For the greater good
Well, this is certainly controversial as it gives much bigger, traditional automakers, such as Ford and General Motors (NYSE:GM) free rein to use Tesla's proprietary technology. GM in particular should be happy about this announcement. If you remember, less than a year ago GM enlisted a special team of employees to study Tesla's disruptive technology.
It now seems that all of Tesla's current patents, as well as several thousand in the future, will be available with no strings attached for GM and other rival automakers. Ultimately, Musk hopes this open source move will help accelerate the adoption of electric-vehicle technology. However, it is less clear what this will mean for Tesla's stock.
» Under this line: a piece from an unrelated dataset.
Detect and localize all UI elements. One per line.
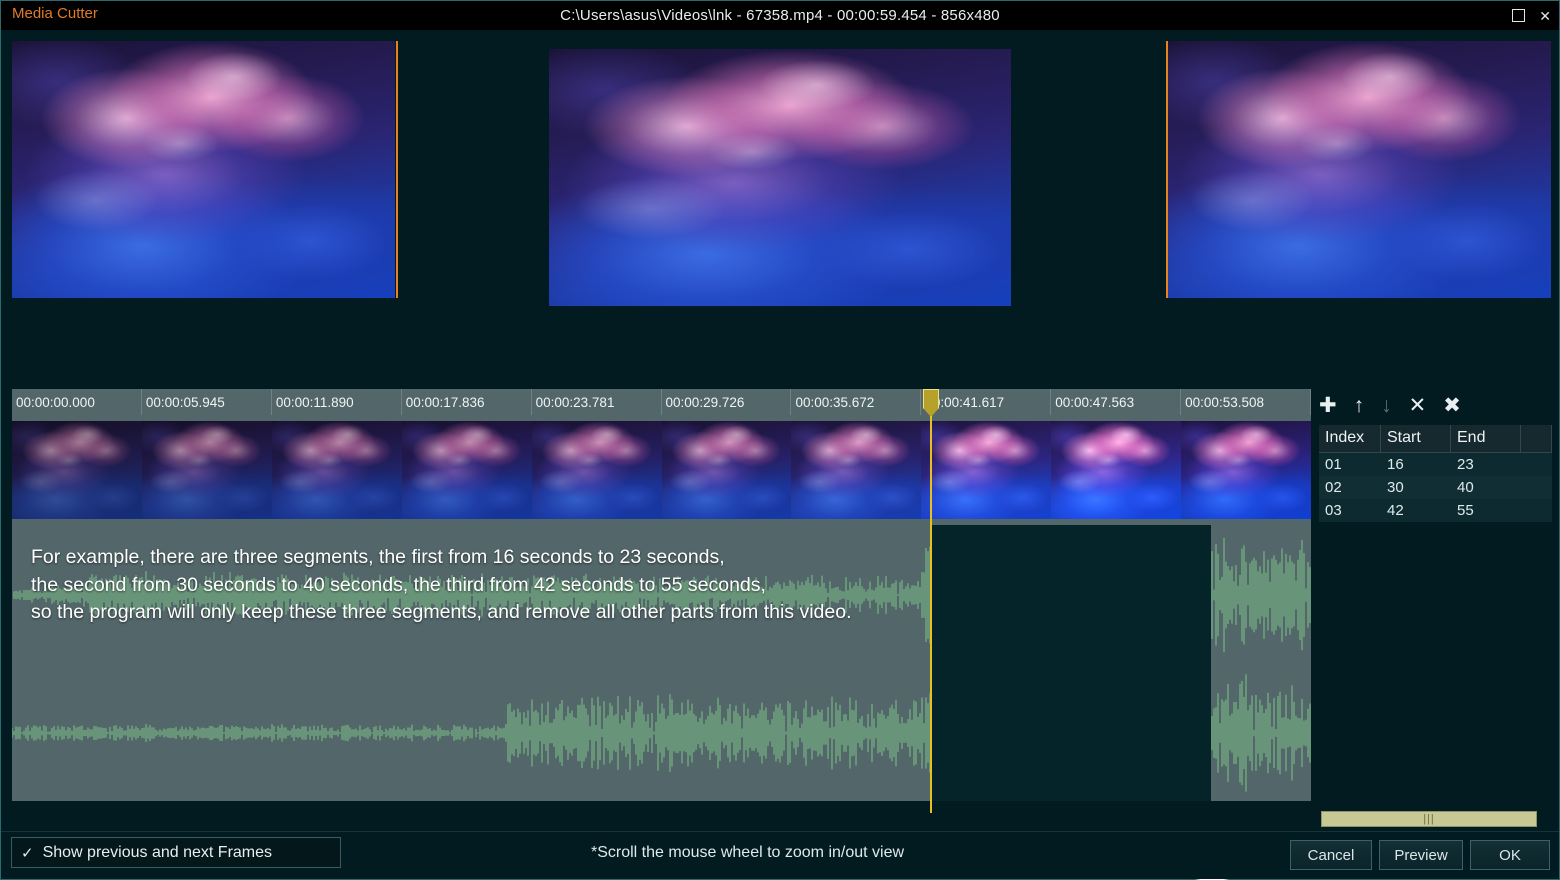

There is always the possibility, after all, that this could weaken Tesla's advantage in the long-range-battery war. At this point, Tesla's Model S boasts the longest driving range of any electric vehicle on the road. Moreover, it's no secret that GM plans to introduce an all-electric car that can travel 200 miles on a single charge and cost as little as $30,000. While GM hasn't said when its model would be available, gaining access to Tesla's patented technology could certainly speed up the process.
However, there could be an even more compelling reason for Tesla Motors to share its patents with competitors: It would create greater demand for lithium-ion batteries. And, as we already know, Tesla is set to break ground on its massive battery plant this month. Tesla's Gigafactory would produce about 500,000 lithium-ion batteries per year by 2020, more than were produced worldwide last year.
At the major auto manufacturers, electric vehicles currently make up less than 1% of total vehicle sales. However, if traditional auto companies were to adopt Tesla's innovative technology not only would they be able to create competitive long-range EVs, but they would also need large quantities of lithium-ion batteries -- not unlike those Musk plans to produce at scale with his Gigafactory.
For now, Musk says he is confident that sharing patents will help Tesla attract the world's best technical talent. "We believe that Tesla, other companies making electric cars, and the world would all benefit from a common, rapidly evolving technology platform," Musk said. However, perhaps the bigger payoff for Musk and Tesla's shareholders would be supply contracts for lithium-ion batteries, as Musk plans to corner that market with his Gigafactory.